In a motion to dismiss ECP’s complaint and accompanying memorandum of law, the Sukuk Certificate Holders responded to the request for declaratory judgment by arguing: (1) that the ORRI conveyance was indeed a true sale under controlling Louisiana law; (2) that ECP’s statements of law should be disregarded in favour of Louisiana’s version of the Uniform Commercial Code; (3) that the complaint should be dismissed because it asked the court to rewrite the contract; and (4) the complaint should be dismissed because though asking the court to recharacterize the sukuk as a loan, it left out every major detail of what the loan should be. (Colon: 2019). The Court granted the sukuk certificate holders motion to dismiss and the court did not deviate from the objective terms of the sukuk agreement. (Colon: 2019)
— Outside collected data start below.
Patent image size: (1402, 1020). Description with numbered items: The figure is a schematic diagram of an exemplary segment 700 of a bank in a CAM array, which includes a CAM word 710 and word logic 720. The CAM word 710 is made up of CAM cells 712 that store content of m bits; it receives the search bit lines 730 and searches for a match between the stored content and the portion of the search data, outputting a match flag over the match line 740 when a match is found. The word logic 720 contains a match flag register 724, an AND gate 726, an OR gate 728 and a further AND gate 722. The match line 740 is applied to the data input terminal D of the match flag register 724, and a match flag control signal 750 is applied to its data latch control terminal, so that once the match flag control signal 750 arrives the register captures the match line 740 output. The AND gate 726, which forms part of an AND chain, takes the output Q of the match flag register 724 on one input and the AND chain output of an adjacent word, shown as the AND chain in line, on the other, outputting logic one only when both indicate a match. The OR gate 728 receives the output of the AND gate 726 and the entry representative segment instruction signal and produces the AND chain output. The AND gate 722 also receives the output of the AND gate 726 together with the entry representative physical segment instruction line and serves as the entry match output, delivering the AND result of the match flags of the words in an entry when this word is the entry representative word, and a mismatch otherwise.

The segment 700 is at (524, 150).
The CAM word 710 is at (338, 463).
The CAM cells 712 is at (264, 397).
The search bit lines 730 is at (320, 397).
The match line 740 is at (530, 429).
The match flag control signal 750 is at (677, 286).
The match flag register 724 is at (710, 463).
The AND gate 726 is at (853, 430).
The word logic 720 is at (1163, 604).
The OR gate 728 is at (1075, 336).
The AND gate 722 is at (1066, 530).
The court found that it was a true sale and that the sukuk investors had the sole rights to the underlying assets. Hence, it was decided that the sukuk holders are the owners of the ORRI from the oil and gas reserves as the ORRI is considered real property in the jurisdiction of the state of Louisiana. However, the matter was unclear as to whether sukuk holders enjoyed contractual rights to the assets like bondholders or creditors or whether they enjoyed proprietary rights and were, therefore, considered by the courts to be equity holders (Khnifer, 2010).
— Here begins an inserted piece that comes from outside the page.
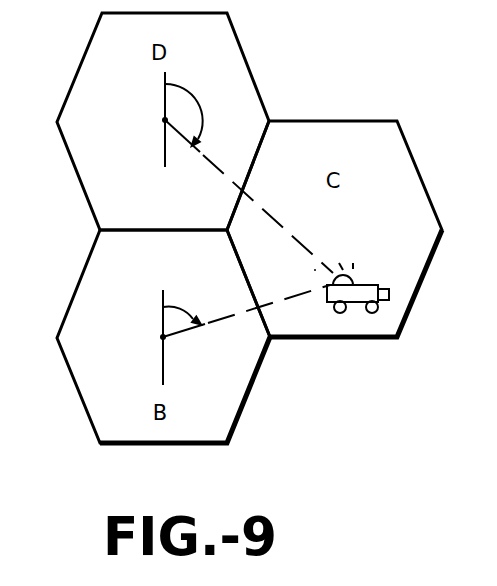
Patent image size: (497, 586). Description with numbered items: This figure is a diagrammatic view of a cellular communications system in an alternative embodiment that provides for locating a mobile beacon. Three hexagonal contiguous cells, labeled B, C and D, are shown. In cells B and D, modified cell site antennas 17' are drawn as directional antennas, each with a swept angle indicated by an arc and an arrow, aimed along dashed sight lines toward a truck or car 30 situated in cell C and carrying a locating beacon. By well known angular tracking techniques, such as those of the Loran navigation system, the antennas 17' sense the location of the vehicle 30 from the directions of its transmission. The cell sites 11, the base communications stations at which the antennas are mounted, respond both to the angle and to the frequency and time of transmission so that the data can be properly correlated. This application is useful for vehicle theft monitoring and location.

The court ruled that the SPV assets would be treated as the product of a true sale. The sukuk certificate holders were able to get full ownership and possession of the assets without sharing it with the other creditors. This essentially meant that the SPV did in fact own the assets and was not merely a collateral holder for secured loans. While the event proved successful for sukuk investors, it was a setback for the Islamic finance industry in that the deal was structured as a purchase rather than a distribution to owners. The assets of the sukuk went to the certificate holders free and clear of claims of creditors, however, a precedent was set that the sukuk certificate holders did not own undivided interest in the assets. The sukuk certificate holders were treated as if they were third party buyers rather than the asset owners or even secured lenders (Khnifer: 2010). The Bankruptcy Court did not apply Shari’ah law to the transaction and settled the sukuk bankruptcy as a conventional and common law transaction thereby turning it into a conventional transaction by default. However, the court did uphold the sukuk agreement. It would be ideal if there was one Sukuk Bankruptcy Tribunal (SBT) attached to the Dubai World Islamic Finance Arbitration Centre (DWIFAC) to settle all of the world’s sukuk disputes and bankruptcies located in Dubai, UAE rather than common law jurisdictions scattered around the world.